According to Kimberly Podsada, BSN, RN, MSN, NP-C, CNS, the availability of 3 CDK4/6 inhibitors in first-line mBC therapy gives patients more choices.
Because of the selection of CDK4/6 inhibitors now available in the first-line setting for patients with hormone receptor (HR)-positive, HER2-negative metastatic breast cancer, providers now have the option to tailor treatment to patients’ preferences and history, according to Kimberly Podsada, BSN, RN, MSN, NP-C, CNS.
In an interview with Oncology Nursing News following a Case-Based Roundtable discussion with fellow oncology advanced practice providers (APPs), Podsada explained that a patient’s prior experiences such as suboptimal liver function, nausea during pregnancy, or rheumatoid arthritis could impact a provider’s choice of which treatment to select in the front line, including abemaciclib (Verzenio), ribociclib (Kisqali), and palbociclib (Ibrance).
Podsada, a nurse practitioner at the University of California San Diego, emphasized that these options allow providers to make a more personalized and informed care decision with patients.
We have the luxury now of having a variety of CDK4/6 inhibitors to choose from, and we really can tailor our choice based on the patient’s comorbidities, lifestyle, obstacles, [and] preferences, so we can really look at the whole picture of the patient. How are their kidneys functioning? How is their liver functioning? What sort of support services do they have? Are they going to be able to get to the clinic?

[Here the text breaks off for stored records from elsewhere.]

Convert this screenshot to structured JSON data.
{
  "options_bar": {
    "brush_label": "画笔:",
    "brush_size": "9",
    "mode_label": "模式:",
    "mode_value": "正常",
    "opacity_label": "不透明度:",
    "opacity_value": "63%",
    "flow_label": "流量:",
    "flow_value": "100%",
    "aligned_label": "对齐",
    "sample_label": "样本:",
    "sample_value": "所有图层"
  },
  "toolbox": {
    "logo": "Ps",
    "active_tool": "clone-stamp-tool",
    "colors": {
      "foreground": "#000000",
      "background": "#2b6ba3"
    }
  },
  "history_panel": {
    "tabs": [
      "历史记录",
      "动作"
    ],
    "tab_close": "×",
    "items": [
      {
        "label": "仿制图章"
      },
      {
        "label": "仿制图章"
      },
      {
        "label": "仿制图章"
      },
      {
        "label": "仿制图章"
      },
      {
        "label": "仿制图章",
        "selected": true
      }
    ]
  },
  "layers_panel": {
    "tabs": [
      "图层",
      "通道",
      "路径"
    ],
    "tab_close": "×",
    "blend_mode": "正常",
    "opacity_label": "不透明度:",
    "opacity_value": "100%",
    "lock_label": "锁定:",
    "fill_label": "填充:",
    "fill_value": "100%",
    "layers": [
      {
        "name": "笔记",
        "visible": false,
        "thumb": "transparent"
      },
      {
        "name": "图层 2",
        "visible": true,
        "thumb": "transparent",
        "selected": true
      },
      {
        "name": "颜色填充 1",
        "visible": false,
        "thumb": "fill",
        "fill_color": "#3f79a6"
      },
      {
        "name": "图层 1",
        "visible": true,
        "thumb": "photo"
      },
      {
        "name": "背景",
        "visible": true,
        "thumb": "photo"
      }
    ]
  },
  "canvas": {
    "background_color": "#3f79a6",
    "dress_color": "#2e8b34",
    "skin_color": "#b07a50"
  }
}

There are our first-line CDK4/6 inhibitors, and all 3 have been approved in that setting. Yet, again, there is provider preference, and now I think we can really look at the individual as well and make that decision based on them and their preferences.
One of the things I like to assess about my patients are the baseline issues that they’re already bringing into clinic: “I already have a sensitive gut.” “Oh, I had really bad nausea with pregnancy.” “I’m already on an immunosuppressant for my rheumatoid arthritis.” All of these things I’d be looking at and making a decision.
If someone’s coming off of chemotherapy, let’s say, and they still have [gastrointestinal] issues and they were never able to get on top of their diarrhea, am I going to prescribe abemaciclib? I don’t know. But if someone is already neutropenic because of previous therapies or other medications, am I going to prescribe [palbociclib] or [ribociclib] because of the risk of neutropenia?
It’s a very detailed conversation with the individual and looking at the whole person honestly and thinking about that, not just having your personal preference of, “This is the drug I always want to prescribe,” but looking at the patient and going, “How is this medication going to impact my patient’s quality of life and ability to get the best care I want to give her or him?”
This transcript has been edited for clarity and conciseness.